Türkiye gerçeği böyle özetlenebilir. Düpedüz bir katliamla karşı karşıyayız.

Katliam üstü örtülecek, yok sayılacak gibi değildir; fail bilinmektedir. Ülkenin değerlerini haraç-mezat özelleştirenler, daha fazla kar elde etmekten başka hiçbir beklentisi olmayan sermaye grubu, gerçekleri yok sayan, gündeme gelmesini istemeyen siyasi iktidar, layıkıyla denetim yapmayan kamu kurumu sorumludur.

Acımız çok büyük ama acımızı daha da dayanılmaz kılacak olan, katliam sorumlularının yargı önüne çıkmamaları olacaktır.

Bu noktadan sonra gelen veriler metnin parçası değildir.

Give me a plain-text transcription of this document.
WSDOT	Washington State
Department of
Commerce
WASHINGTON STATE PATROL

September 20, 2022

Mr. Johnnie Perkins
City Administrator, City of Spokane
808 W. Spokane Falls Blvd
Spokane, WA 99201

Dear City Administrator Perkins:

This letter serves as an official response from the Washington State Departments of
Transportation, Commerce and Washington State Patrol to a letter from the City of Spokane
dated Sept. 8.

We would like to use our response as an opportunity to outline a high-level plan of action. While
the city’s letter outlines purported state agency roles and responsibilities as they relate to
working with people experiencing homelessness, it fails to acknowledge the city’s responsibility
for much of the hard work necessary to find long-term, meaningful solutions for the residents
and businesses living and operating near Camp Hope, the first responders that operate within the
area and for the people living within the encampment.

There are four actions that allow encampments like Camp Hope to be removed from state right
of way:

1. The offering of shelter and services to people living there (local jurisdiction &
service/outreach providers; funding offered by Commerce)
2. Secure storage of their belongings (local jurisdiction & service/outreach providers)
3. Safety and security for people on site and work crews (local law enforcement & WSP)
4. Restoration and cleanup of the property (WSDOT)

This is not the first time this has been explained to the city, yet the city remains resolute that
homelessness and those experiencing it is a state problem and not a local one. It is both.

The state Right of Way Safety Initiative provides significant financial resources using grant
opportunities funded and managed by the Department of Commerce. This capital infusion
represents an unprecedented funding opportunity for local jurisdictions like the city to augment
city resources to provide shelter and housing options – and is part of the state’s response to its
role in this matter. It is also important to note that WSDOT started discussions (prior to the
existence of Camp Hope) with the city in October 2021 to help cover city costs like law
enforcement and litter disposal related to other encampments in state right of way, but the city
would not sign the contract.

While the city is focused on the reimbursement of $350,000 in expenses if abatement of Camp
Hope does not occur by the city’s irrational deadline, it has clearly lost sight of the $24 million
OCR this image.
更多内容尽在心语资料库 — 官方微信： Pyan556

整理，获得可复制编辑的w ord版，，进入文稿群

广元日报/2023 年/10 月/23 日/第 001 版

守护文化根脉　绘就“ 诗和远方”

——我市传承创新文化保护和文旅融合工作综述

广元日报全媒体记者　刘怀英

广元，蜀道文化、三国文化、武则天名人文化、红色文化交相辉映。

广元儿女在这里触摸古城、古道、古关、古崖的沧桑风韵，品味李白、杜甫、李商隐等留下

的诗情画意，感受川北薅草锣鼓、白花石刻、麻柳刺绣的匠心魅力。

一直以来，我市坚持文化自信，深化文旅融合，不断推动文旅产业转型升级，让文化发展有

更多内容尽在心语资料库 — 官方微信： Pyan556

İnşaat Mühendisleri Odası olarak; kazada yakınlarını kaybeden ailelere baş sağlığı ve sabır diliyoruz. Olayın takipçisi olacağımızı ilan ediyoruz. Soma madenleri konusunun Meclis`te görüşülmesini engelleyenlerin ve gerekli denetimi yapmayan ilgili Bakanlık yetkililerinin bir an önce istifa etmesini bekliyoruz.